On the afternoon of the 14th we organized two panel sessions in which several invited musicians and experts discussed about Dunya and about the relevance of this type of technologies for music appreciation. The first panel included very senior and respected musicologists and musicians: S. Rao, N. Ramanathan, A. Prakash and S. Parasuram. The second panel included younger experts and musicians: S. Gopalan, V. Ramnarayan, R. Raja, T. K. P. Kumar, and S. Sankaran.
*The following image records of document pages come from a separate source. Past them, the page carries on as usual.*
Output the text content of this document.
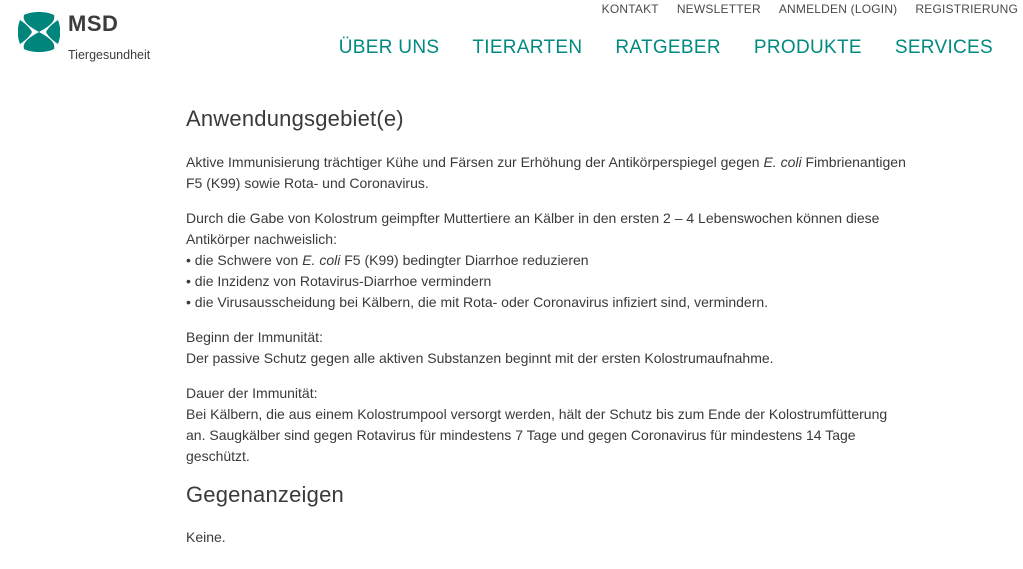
MSD
Tiergesundheit
KONTAKT NEWSLETTER ANMELDEN (LOGIN) REGISTRIERUNG
ÜBER UNS TIERARTEN RATGEBER PRODUKTE SERVICES
Anwendungsgebiet(e)

Aktive Immunisierung trächtiger Kühe und Färsen zur Erhöhung der Antikörperspiegel gegen E. coli Fimbrienantigen F5 (K99) sowie Rota- und Coronavirus.

Durch die Gabe von Kolostrum geimpfter Muttertiere an Kälber in den ersten 2 – 4 Lebenswochen können diese Antikörper nachweislich:

• die Schwere von E. coli F5 (K99) bedingter Diarrhoe reduzieren
• die Inzidenz von Rotavirus-Diarrhoe vermindern
• die Virusausscheidung bei Kälbern, die mit Rota- oder Coronavirus infiziert sind, vermindern.

Beginn der Immunität:
Der passive Schutz gegen alle aktiven Substanzen beginnt mit der ersten Kolostrumaufnahme.

Dauer der Immunität:
Bei Kälbern, die aus einem Kolostrumpool versorgt werden, hält der Schutz bis zum Ende der Kolostrumfütterung an. Saugkälber sind gegen Rotavirus für mindestens 7 Tage und gegen Coronavirus für mindestens 14 Tage geschützt.

Gegenanzeigen

Keine.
From the discussions it became clear the potential that these technologies have for music practitioners and music lovers, but at the same time the difficulty of establishing a fluid communication between researchers and practitioners, given the diverse interests, points of view and backgrounds.

To finish the public events, on December 15th we organized a special lecture demonstration by Dr. Umayalpuram K Sivaraman, which included an espectacular demonstration of the virtuosism of this legend of the mridangam. The research collaboration that we have with this great musician is a great asset for CompMusic.

Overall, the three days in Chennai were very succesful. It was a great way to gather all the researchers working in CompMusic on Indian music. There are a lot of good collaborations between the different researchers and this event facilitated them even more. It was also very good the attendance we had of people from outside the project and I appreciated very much all their constructive feedback. In CompMusic we want to develop technologies that can be of use to music lovers and this event was a great way to interact with the real beneficiaries of our work, at least for the case of Carnatic music.